We generate a large number of reports here, and often end users will be looking at dates in particular. I just about been able to ascertain that regardless of what date it is, Excel always uses the MM/DD/YYYY format.

Access and the associated VBA we generate for it is proving less reliable however. Towards the end of last month it was very happy accepting dates in DD/MM/YYYY format (presumably because you can't have the 11th of the 30th month in 2011). However now its switched around, and is treating dates as MM/DD/YYYY - so today's date (8 Dec 2011) is actually being treated as 12 Aug 2011.

I've tried using format to structure the date this way, but Access/VBA still sporadically treats in reverse anyway, and changes it back to the other format - there seems to be no consistency to it! I've even tried using DateSerial and it still gets it wrong.

I'm slowly going insane - is there a better way/different approach I can take to using dates? I know dates are stored as a number, can I use that format instead to make it more reliable?
 
Extremely helpful thank you, didn't realise it was the Windows regional settings impacting on the problem.
 
It is unfortunate that Access will second guess an invalid date and reverse it. It just makes the problem worse. Much better that it would reject the invalid date.

Native JET/ACE SQL date format is mm/dd/yyyy but it will accept yyyy/mm/dd too.

However it is worth noting that even the forward slash is not what you think. It is not a literal slash but a placeholder for the regional date separator.

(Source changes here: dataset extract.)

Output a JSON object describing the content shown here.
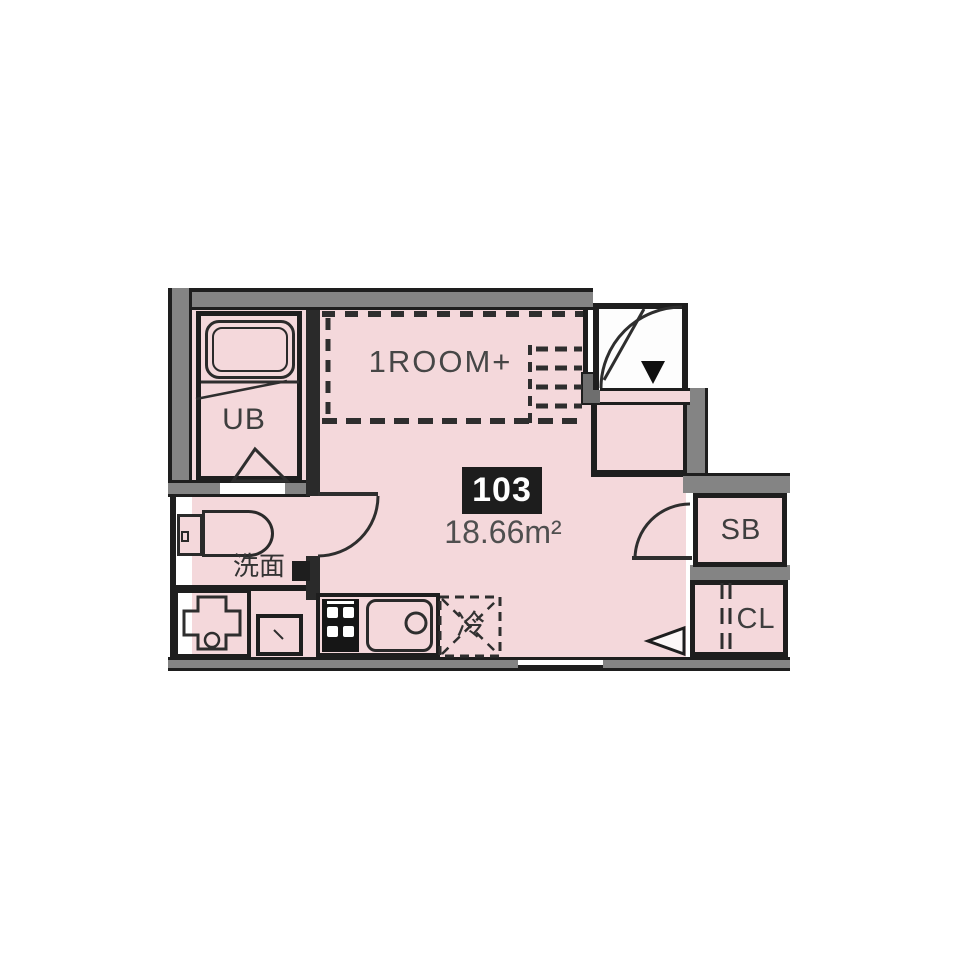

The ultimate way to format a date for Jet/ACE SQL from all regions is:
Code:
Format({expression}, "\#mm\/dd\/yyyy\#")

The backslash is the literal escape that ensures the separator is actually the backslash that JET/ACE will undertand regardless of the regional separator.

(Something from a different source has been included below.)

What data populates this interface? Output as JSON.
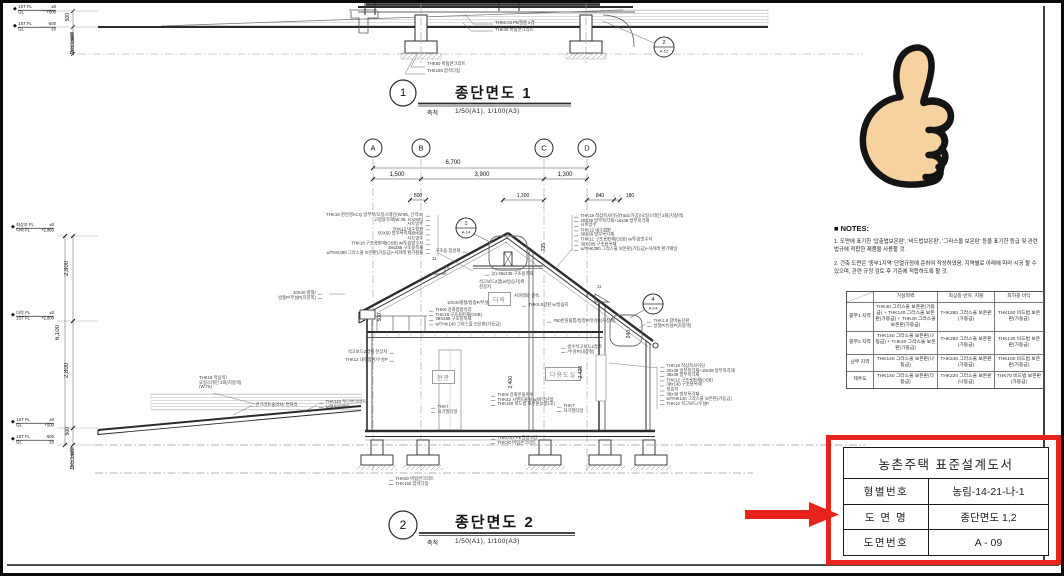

If you want to include Time:
Code:
Format({expression}, "\#mm\/dd\/yyyy hh\:nn\:ss\#")
 
Access will "eat" unambiguous dates like yyyy/mm/dd or dd/mmm/yyyy.

Ad the issue is not the locale setting as such, because Access does the proper translation internally, when needed.

The issue bites you when you yourself go from date to string representation or vice versa, eg in a contructed SQL statement, where the string representation of the date needs to be formatted as Galaxiom outlined.